“The faith that does nothing means nothing.”
Miroslav Volf
In my first year of theological studies I attended a singles
Sunday school class of the North Avenue Presbyterian Church in Atlanta. One particular morning a student asked if he
could address the class. He shared that five years earlier he had made a
profession of faith in Jesus and was baptized. He continued that since
receiving baptism he had done nothing with his faith so his faith had done
nothing for him. “That needs to change,” he said, “And I need your help.” Here
was a class member asking other class members to hold him accountable for an
active faith. He had grown bored of an idle faith.
Active faith is dangerous. It is dangerous because control
of one’s life is handed over to another – it is handed over to God. For all
that our faith teaches us about God, there is so much more that we don’t know.
As the Apostle Paul writes in First Corinthians 13, seeking to understand God
is like looking in a mirror that has become darken - you can see something but
much remains unclear. Yet, Christian baptism is nothing if it isn’t handing
personal control of life over to God. It is a dangerous move.
Active faith also holds a promise. There is a promise that
life will be experienced with greater vibrancy. A life that is tightly grasped
by the individual misses what cannot be imagined. But a life that is imagined
by God – and directed by God in that imagination – holds unfathomable
possiblities and surprises. Simply, God has larger eyes for what is possible
than our own.
Perhaps the greatest wound inflicted upon the church is an
idle faith by persons who otherwise assert that they are followers of Jesus.

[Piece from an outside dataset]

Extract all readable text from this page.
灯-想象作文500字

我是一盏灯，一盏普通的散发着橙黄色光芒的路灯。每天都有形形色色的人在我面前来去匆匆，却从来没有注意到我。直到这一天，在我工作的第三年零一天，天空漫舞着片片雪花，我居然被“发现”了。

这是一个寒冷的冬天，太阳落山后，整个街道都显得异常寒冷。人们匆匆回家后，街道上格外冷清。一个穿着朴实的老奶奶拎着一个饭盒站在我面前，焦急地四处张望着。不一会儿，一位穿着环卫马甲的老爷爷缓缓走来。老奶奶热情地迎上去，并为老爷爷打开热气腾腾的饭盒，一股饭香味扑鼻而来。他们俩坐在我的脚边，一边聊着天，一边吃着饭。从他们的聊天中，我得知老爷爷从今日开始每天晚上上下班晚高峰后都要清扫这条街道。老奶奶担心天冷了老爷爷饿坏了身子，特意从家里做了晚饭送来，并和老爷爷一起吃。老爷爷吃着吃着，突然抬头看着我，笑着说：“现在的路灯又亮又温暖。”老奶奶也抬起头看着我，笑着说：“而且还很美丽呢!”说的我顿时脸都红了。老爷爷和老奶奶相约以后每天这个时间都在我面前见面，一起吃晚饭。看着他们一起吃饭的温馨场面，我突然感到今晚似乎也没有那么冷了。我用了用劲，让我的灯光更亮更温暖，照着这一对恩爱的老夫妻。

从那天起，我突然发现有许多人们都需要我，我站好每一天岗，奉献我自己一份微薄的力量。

Absent in their life is evidence of listening to God, submission to God,
actively learning all that Jesus taught and obedience to those teachings. There
is an unwillingness to walk the narrow path – to be peculiar – as William
Willimon would say. Life is left untouched and unchanged by the hand of God.
The result is people living lives that look no different from the lives of
those outside the church. The result, of course, is the question of popular
culture, “Why follow Jesus?” “Nothing seems different.”
That young man in the singles Sunday school class finally
realized that he wanted more from his faith. An idle faith wasn’t working. He
started new by asking for accountability. With that simple request he became to
all of us a great teacher for how to begin moving toward an active faith.